Observing very distant objects in the universe is a challenge because the light which reaches us is extremely faint. Something similar occurs with objects which are not so distant but have very low surface brightness. Measuring this brightness is difficult due to the low contrast with the sky background. Recently a study led by the Instituto de Astrofísica de Canarias (IAC) set out to test the limit of observation which can be reached using the largest optical-infrared telescope in the world: the Gran Telescopio CANARIAS (GTC). The observers managed to obtain an image 10 times deeper than any other obtained from the ground, observing a faint halo of stars around the galaxy UGC0180, which is 500 million light-years away from us. With this measurement, recently published in the Astrophysical Journal, the existence of the stellar haloes predicted by theoretical models is confirmed, and it has become possible to study low surface brightness phenomena.
The currently accepted model for galaxy formation predicts that there are many stars in their outer zones, which form a stellar halo, and is the result of the destruction of other minor galaxies. The problem about this is that these haloes consist of very few stars in a very large volume. For example, in the Milky Way the fraction of stars in its halo is about 1 percent of the total number of stars in the galaxy, but distributed within a large volume, several times bigger than the rest of the Galaxy. This means that the surface brightness of galaxy haloes is extremely low, and only a few of them have been studied even in nearby galaxies. Because of this difficulty the scientists had questioned the possibility of observing further away and obtaining ultra-deep images, even though technological development has provided us with bigger and bigger telescopes capable of exploring the surface brightness of fainter and fainter galaxies.

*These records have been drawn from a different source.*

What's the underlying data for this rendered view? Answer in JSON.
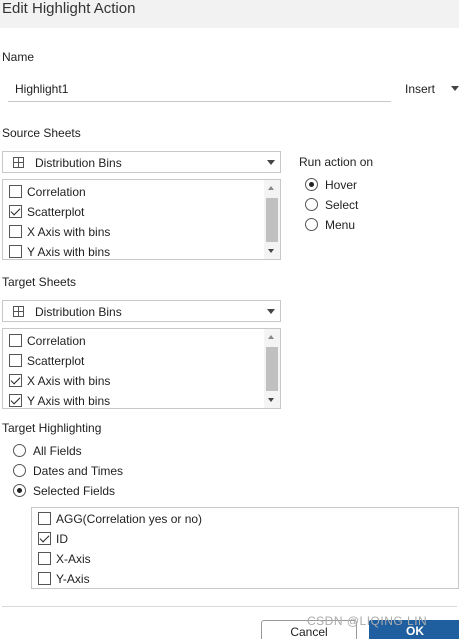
{
  "dialog": {
    "title": "Edit Highlight Action"
  },
  "name_section": {
    "label": "Name",
    "value": "Highlight1",
    "insert_label": "Insert"
  },
  "source_sheets": {
    "label": "Source Sheets",
    "dropdown_value": "Distribution Bins",
    "items": [
      {
        "label": "Correlation",
        "checked": false
      },
      {
        "label": "Scatterplot",
        "checked": true
      },
      {
        "label": "X Axis with bins",
        "checked": false
      },
      {
        "label": "Y Axis with bins",
        "checked": false
      }
    ]
  },
  "run_action": {
    "label": "Run action on",
    "options": [
      {
        "label": "Hover",
        "selected": true
      },
      {
        "label": "Select",
        "selected": false
      },
      {
        "label": "Menu",
        "selected": false
      }
    ]
  },
  "target_sheets": {
    "label": "Target Sheets",
    "dropdown_value": "Distribution Bins",
    "items": [
      {
        "label": "Correlation",
        "checked": false
      },
      {
        "label": "Scatterplot",
        "checked": false
      },
      {
        "label": "X Axis with bins",
        "checked": true
      },
      {
        "label": "Y Axis with bins",
        "checked": true
      }
    ]
  },
  "target_highlighting": {
    "label": "Target Highlighting",
    "options": [
      {
        "label": "All Fields",
        "selected": false
      },
      {
        "label": "Dates and Times",
        "selected": false
      },
      {
        "label": "Selected Fields",
        "selected": true
      }
    ],
    "fields": [
      {
        "label": "AGG(Correlation yes or no)",
        "checked": false
      },
      {
        "label": "ID",
        "checked": true
      },
      {
        "label": "X-Axis",
        "checked": false
      },
      {
        "label": "Y-Axis",
        "checked": false
      }
    ]
  },
  "footer": {
    "cancel_label": "Cancel",
    "ok_label": "OK"
  },
  "watermark": "CSDN @LIQING LIN",
  "colors": {
    "accent": "#1f5fa0",
    "border": "#c8c8c8"
  }
}
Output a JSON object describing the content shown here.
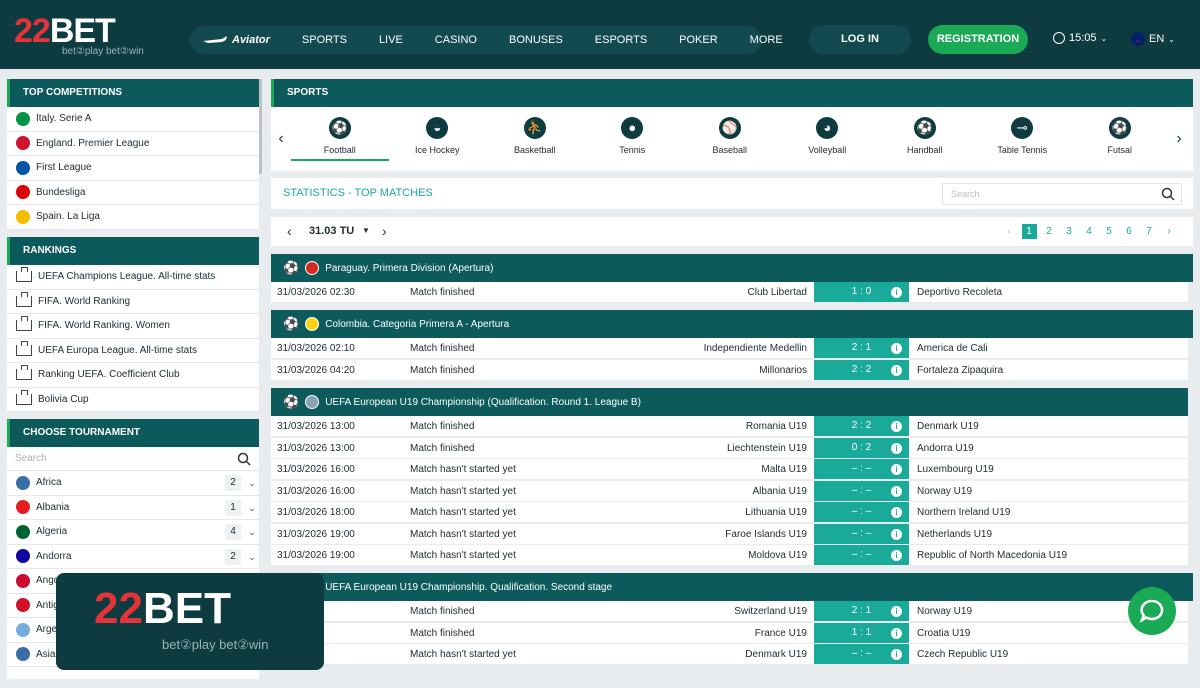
{
  "header": {
    "logo": {
      "text_num": "22",
      "text_bet": "BET",
      "tagline": "bet②play bet②win"
    },
    "nav": [
      "SPORTS",
      "LIVE",
      "CASINO",
      "BONUSES",
      "ESPORTS",
      "POKER",
      "MORE"
    ],
    "aviator": "Aviator",
    "login": "LOG IN",
    "register": "REGISTRATION",
    "time": "15:05",
    "lang": "EN"
  },
  "top_competitions": {
    "title": "TOP COMPETITIONS",
    "items": [
      {
        "label": "Italy. Serie A",
        "flag": "#009246"
      },
      {
        "label": "England. Premier League",
        "flag": "#cf142b"
      },
      {
        "label": "First League",
        "flag": "#0055a4"
      },
      {
        "label": "Bundesliga",
        "flag": "#dd0000"
      },
      {
        "label": "Spain. La Liga",
        "flag": "#f1bf00"
      }
    ]
  },
  "rankings": {
    "title": "RANKINGS",
    "items": [
      "UEFA Champions League. All-time stats",
      "FIFA. World Ranking",
      "FIFA. World Ranking. Women",
      "UEFA Europa League. All-time stats",
      "Ranking UEFA. Coefficient Club",
      "Bolivia Cup"
    ]
  },
  "tournaments": {
    "title": "CHOOSE TOURNAMENT",
    "search_placeholder": "Search",
    "items": [
      {
        "label": "Africa",
        "count": "2",
        "flag": "#3a6ea5"
      },
      {
        "label": "Albania",
        "count": "1",
        "flag": "#e41e20"
      },
      {
        "label": "Algeria",
        "count": "4",
        "flag": "#006233"
      },
      {
        "label": "Andorra",
        "count": "2",
        "flag": "#10069f"
      },
      {
        "label": "Ango",
        "count": "",
        "flag": "#cc092f"
      },
      {
        "label": "Antig",
        "count": "",
        "flag": "#ce1126"
      },
      {
        "label": "Argen",
        "count": "",
        "flag": "#74acdf"
      },
      {
        "label": "Asia",
        "count": "",
        "flag": "#3a6ea5"
      }
    ]
  },
  "sports": {
    "title": "SPORTS",
    "items": [
      "Football",
      "Ice Hockey",
      "Basketball",
      "Tennis",
      "Baseball",
      "Volleyball",
      "Handball",
      "Table Tennis",
      "Futsal"
    ]
  },
  "stats": {
    "title": "STATISTICS - TOP MATCHES",
    "search_placeholder": "Search"
  },
  "date": "31.03 TU",
  "pages": [
    "1",
    "2",
    "3",
    "4",
    "5",
    "6",
    "7"
  ],
  "groups": [
    {
      "title": "Paraguay. Primera Division (Apertura)",
      "flag": "#d52b1e",
      "matches": [
        {
          "date": "31/03/2026 02:30",
          "status": "Match finished",
          "home": "Club Libertad",
          "score": "1 : 0",
          "away": "Deportivo Recoleta"
        }
      ]
    },
    {
      "title": "Colombia. Categoria Primera A - Apertura",
      "flag": "#fcd116",
      "matches": [
        {
          "date": "31/03/2026 02:10",
          "status": "Match finished",
          "home": "Independiente Medellin",
          "score": "2 : 1",
          "away": "America de Cali"
        },
        {
          "date": "31/03/2026 04:20",
          "status": "Match finished",
          "home": "Millonarios",
          "score": "2 : 2",
          "away": "Fortaleza Zipaquira"
        }
      ]
    },
    {
      "title": "UEFA European U19 Championship (Qualification. Round 1. League B)",
      "flag": "#8aa3b0",
      "matches": [
        {
          "date": "31/03/2026 13:00",
          "status": "Match finished",
          "home": "Romania U19",
          "score": "2 : 2",
          "away": "Denmark U19"
        },
        {
          "date": "31/03/2026 13:00",
          "status": "Match finished",
          "home": "Liechtenstein U19",
          "score": "0 : 2",
          "away": "Andorra U19"
        },
        {
          "date": "31/03/2026 16:00",
          "status": "Match hasn't started yet",
          "home": "Malta U19",
          "score": "– : –",
          "away": "Luxembourg U19"
        },
        {
          "date": "31/03/2026 16:00",
          "status": "Match hasn't started yet",
          "home": "Albania U19",
          "score": "– : –",
          "away": "Norway U19"
        },
        {
          "date": "31/03/2026 18:00",
          "status": "Match hasn't started yet",
          "home": "Lithuania U19",
          "score": "– : –",
          "away": "Northern Ireland U19"
        },
        {
          "date": "31/03/2026 19:00",
          "status": "Match hasn't started yet",
          "home": "Faroe Islands U19",
          "score": "– : –",
          "away": "Netherlands U19"
        },
        {
          "date": "31/03/2026 19:00",
          "status": "Match hasn't started yet",
          "home": "Moldova U19",
          "score": "– : –",
          "away": "Republic of North Macedonia U19"
        }
      ]
    },
    {
      "title": "UEFA European U19 Championship. Qualification. Second stage",
      "flag": "#8aa3b0",
      "matches": [
        {
          "date": "6 13:00",
          "status": "Match finished",
          "home": "Switzerland U19",
          "score": "2 : 1",
          "away": "Norway U19"
        },
        {
          "date": "6 13:00",
          "status": "Match finished",
          "home": "France U19",
          "score": "1 : 1",
          "away": "Croatia U19"
        },
        {
          "date": "6 15:00",
          "status": "Match hasn't started yet",
          "home": "Denmark U19",
          "score": "– : –",
          "away": "Czech Republic U19"
        }
      ]
    }
  ],
  "overlay": {
    "num": "22",
    "bet": "BET",
    "tagline": "bet②play  bet②win"
  }
}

For their recent experiment the observers used the GTC, which is at the Roque de los Muchachos Observatory in Garafía, (La Palma, Canary Islands). They chose the galaxy UGC00180, which is quite similar to our neighbour, the Andromeda Galaxy, and to other galaxies to which they have references, and they used the OSIRIS camera on the GTC, which has a field big enough to cover a decent area of sky around the galaxy, in order to explore its possible halo. After 8.1 hours of exposure they could show that it does have a weak halo composed of four thousand million stars, about the same number as those in the Magellanic Clouds, which are satellite galaxies of the Milky Way.
As well as beating the previous surface brightness limit by a factor of ten, this observation shows that it will be possible to explore the universe not only to the same depth to which we can go using the conventional technique of star counts, but also out to distances where this cannot be achieved (UGC00180 is 200 times further away than Andromeda). Another advantage is that this new technique can be used to explore other faint structures in the sky, whether they contain stars or not. “After showing that the technique works,” says Ignacio Trujillo, a researcher at the IAC and the first author of the study, “the object of future research is to extend the study to other types of galaxies, to see whether this way of understanding their formation, predicted by the standard model, is correct or not.”